Franco Guerzoni
Franco Guerzoni (Modena, 1948), an artist, began in the early 1970s a personal exploration focused on the world of archaeology, with particular attention to aspects related to the stratification of culture and the concept of “ancient” as loss and subtraction. He dedicated himself to finding precise systems for representing images, also using photography as a medium, and engaged in continuous dialogue with his contemporaries (including Vaccari, Parmiggiani, Ghirri).
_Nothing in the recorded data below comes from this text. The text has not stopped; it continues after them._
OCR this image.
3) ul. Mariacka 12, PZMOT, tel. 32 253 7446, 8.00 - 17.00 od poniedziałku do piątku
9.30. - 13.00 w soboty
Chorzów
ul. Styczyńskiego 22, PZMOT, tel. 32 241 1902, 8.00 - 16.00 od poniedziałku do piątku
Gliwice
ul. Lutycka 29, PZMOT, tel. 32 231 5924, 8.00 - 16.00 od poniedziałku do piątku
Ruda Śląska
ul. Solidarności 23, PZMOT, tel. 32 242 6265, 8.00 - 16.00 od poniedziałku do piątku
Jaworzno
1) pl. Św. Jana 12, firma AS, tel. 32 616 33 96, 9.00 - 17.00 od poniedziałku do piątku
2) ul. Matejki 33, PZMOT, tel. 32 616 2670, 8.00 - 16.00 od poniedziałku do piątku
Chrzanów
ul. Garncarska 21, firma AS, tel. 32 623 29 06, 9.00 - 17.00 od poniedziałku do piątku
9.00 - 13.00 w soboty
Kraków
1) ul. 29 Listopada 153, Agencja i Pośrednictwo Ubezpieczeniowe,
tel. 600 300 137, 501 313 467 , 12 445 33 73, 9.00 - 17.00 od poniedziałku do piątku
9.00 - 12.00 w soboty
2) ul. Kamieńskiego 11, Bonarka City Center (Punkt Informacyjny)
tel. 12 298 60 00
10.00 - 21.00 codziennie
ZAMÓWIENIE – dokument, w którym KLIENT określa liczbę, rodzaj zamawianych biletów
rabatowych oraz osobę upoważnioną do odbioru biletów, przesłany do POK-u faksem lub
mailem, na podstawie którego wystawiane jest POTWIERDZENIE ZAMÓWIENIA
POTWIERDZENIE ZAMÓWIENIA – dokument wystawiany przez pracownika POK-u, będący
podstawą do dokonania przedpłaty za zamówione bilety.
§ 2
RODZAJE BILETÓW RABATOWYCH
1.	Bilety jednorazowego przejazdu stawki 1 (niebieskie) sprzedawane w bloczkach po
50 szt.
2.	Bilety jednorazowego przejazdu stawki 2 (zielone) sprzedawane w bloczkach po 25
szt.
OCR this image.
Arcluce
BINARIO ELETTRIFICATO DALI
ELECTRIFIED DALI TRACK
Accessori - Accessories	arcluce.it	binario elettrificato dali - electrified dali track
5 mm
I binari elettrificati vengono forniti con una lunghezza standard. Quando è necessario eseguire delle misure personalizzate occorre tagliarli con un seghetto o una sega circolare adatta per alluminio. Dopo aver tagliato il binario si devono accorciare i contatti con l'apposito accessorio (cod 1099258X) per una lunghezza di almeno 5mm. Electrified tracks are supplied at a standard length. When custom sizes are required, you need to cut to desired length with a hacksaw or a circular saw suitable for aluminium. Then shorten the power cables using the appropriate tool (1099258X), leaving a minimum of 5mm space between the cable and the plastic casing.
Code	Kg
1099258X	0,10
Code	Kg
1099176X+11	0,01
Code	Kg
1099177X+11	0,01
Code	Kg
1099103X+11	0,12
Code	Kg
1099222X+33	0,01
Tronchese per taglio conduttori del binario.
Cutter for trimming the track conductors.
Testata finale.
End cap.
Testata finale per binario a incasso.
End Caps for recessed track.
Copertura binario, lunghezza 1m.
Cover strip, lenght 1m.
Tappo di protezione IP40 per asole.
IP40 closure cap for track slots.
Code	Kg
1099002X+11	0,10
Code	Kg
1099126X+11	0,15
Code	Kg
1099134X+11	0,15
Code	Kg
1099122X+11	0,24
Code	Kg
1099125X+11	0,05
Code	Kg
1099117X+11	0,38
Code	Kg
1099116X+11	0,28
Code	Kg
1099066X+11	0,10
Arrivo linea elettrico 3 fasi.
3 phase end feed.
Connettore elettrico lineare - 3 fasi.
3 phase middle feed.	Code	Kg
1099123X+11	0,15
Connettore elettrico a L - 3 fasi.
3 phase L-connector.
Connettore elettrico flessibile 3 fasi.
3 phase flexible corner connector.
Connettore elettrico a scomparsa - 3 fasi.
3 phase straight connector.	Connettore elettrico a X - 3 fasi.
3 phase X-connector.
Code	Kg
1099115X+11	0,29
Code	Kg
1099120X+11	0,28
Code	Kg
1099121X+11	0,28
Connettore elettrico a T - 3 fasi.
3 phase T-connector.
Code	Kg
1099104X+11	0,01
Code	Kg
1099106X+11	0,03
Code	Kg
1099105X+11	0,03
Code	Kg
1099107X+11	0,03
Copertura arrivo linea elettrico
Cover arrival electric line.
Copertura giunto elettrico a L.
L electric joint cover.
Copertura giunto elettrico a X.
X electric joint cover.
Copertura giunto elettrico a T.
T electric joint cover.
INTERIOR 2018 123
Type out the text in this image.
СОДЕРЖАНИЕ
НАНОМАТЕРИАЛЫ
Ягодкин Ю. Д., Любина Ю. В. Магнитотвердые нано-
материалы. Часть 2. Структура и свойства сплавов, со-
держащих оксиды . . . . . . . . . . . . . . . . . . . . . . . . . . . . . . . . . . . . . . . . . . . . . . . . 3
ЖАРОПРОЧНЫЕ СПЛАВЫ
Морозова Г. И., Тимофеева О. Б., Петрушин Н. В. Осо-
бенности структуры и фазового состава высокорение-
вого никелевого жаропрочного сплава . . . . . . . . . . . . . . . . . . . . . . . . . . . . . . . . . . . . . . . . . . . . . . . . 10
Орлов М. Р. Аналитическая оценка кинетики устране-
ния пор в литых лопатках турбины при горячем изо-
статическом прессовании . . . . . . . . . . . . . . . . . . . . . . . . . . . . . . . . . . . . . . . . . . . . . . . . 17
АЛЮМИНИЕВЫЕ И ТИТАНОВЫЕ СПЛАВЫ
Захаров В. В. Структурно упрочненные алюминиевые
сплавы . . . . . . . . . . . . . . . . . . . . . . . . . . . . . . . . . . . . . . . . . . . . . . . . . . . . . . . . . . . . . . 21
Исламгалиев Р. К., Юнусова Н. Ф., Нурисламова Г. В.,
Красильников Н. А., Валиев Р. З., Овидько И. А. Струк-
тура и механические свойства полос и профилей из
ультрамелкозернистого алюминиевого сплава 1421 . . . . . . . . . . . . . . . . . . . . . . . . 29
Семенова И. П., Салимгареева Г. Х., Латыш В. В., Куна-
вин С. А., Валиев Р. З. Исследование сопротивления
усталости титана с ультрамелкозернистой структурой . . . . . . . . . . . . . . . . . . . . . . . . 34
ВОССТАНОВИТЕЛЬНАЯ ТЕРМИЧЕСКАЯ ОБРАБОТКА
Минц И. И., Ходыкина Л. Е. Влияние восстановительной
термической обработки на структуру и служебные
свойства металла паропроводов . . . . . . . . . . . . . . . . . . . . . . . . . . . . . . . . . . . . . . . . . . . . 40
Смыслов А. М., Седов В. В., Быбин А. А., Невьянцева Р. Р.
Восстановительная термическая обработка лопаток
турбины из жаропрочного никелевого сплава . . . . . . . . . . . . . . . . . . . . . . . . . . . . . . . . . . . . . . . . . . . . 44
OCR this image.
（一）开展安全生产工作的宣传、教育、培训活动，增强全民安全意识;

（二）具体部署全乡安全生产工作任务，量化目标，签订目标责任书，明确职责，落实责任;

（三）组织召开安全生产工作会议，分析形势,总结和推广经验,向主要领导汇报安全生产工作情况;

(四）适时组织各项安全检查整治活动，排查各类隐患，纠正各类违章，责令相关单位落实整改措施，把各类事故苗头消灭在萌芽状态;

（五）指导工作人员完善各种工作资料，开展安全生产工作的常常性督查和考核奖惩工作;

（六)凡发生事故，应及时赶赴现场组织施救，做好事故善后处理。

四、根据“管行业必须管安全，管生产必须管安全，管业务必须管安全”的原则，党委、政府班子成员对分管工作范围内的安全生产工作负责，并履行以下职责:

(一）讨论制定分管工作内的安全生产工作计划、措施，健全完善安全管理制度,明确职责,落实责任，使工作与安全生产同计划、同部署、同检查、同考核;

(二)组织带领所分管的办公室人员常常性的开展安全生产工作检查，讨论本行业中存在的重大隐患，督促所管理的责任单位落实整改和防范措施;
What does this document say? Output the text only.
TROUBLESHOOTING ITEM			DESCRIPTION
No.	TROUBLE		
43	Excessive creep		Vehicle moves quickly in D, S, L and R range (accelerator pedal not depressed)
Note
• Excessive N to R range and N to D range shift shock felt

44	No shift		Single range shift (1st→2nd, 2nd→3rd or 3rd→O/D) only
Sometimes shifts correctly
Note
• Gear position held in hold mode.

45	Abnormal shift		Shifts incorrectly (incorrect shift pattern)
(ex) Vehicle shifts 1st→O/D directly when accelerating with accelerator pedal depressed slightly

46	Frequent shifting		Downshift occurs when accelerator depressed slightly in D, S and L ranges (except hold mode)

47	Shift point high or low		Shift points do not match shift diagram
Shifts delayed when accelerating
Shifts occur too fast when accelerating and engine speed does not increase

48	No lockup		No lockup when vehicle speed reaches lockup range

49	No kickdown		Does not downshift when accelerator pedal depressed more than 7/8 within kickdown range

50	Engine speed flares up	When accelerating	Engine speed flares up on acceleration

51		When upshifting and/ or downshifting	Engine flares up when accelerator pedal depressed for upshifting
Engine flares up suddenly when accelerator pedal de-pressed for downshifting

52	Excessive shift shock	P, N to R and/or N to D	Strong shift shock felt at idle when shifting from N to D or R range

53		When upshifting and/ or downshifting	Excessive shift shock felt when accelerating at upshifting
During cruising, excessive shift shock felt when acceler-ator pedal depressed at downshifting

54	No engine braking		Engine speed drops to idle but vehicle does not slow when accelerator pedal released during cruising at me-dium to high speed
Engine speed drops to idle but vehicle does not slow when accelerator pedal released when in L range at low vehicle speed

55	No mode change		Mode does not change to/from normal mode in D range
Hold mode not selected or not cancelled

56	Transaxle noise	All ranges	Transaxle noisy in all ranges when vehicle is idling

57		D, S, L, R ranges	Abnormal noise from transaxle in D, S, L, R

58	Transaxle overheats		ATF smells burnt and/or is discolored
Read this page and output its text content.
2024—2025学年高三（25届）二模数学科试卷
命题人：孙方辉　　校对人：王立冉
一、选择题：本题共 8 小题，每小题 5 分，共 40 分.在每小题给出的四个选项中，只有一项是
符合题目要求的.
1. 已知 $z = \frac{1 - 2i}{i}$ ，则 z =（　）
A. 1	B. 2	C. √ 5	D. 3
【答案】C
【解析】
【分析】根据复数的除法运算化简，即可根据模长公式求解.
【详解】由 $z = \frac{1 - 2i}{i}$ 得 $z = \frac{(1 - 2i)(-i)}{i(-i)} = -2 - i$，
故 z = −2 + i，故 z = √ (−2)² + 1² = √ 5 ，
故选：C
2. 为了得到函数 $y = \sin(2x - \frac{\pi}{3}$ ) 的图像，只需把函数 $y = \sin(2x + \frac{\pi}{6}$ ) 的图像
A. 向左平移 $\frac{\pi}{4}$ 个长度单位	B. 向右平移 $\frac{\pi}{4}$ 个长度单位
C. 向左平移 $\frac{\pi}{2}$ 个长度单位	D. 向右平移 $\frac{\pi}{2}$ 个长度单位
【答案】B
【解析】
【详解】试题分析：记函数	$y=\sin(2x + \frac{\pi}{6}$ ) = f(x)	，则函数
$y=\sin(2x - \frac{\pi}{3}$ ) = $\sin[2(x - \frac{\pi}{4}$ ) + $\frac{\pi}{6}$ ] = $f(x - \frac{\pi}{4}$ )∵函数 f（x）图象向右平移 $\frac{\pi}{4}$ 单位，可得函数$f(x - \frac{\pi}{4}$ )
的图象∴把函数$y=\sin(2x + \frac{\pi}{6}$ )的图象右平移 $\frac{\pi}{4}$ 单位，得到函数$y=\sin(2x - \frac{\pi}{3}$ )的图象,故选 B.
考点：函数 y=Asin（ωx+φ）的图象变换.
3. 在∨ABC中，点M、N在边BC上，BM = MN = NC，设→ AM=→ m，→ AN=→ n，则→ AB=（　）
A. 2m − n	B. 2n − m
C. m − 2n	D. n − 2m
In the 1980s, he was involved in creating large wall papers that explore the idea of an imaginary geography (Travel Maps, Grotesques, The Forgotten Wall). In 1990, he presented the exhibition project Decorations and Ruins in a solo show at the Venice Biennale. From the 1990s onward, he continued, with major cycles of works, his investigation into the concept of time and the poetics of ruin, adopting a theoretical approach that can be inscribed in the idea of “archaeology without restoration.”
Archeologie
Inspired by the idea that "a wall is like a book to be opened" in the Archeologie collection Franco Guerzoni uses large ceramic surfaces as a medium for his pictorial language, made up of visual signs intended to stimulate "a journey into the interior, revealing the experiences, memories, signs and symbols the wall has absorbed over the centuries".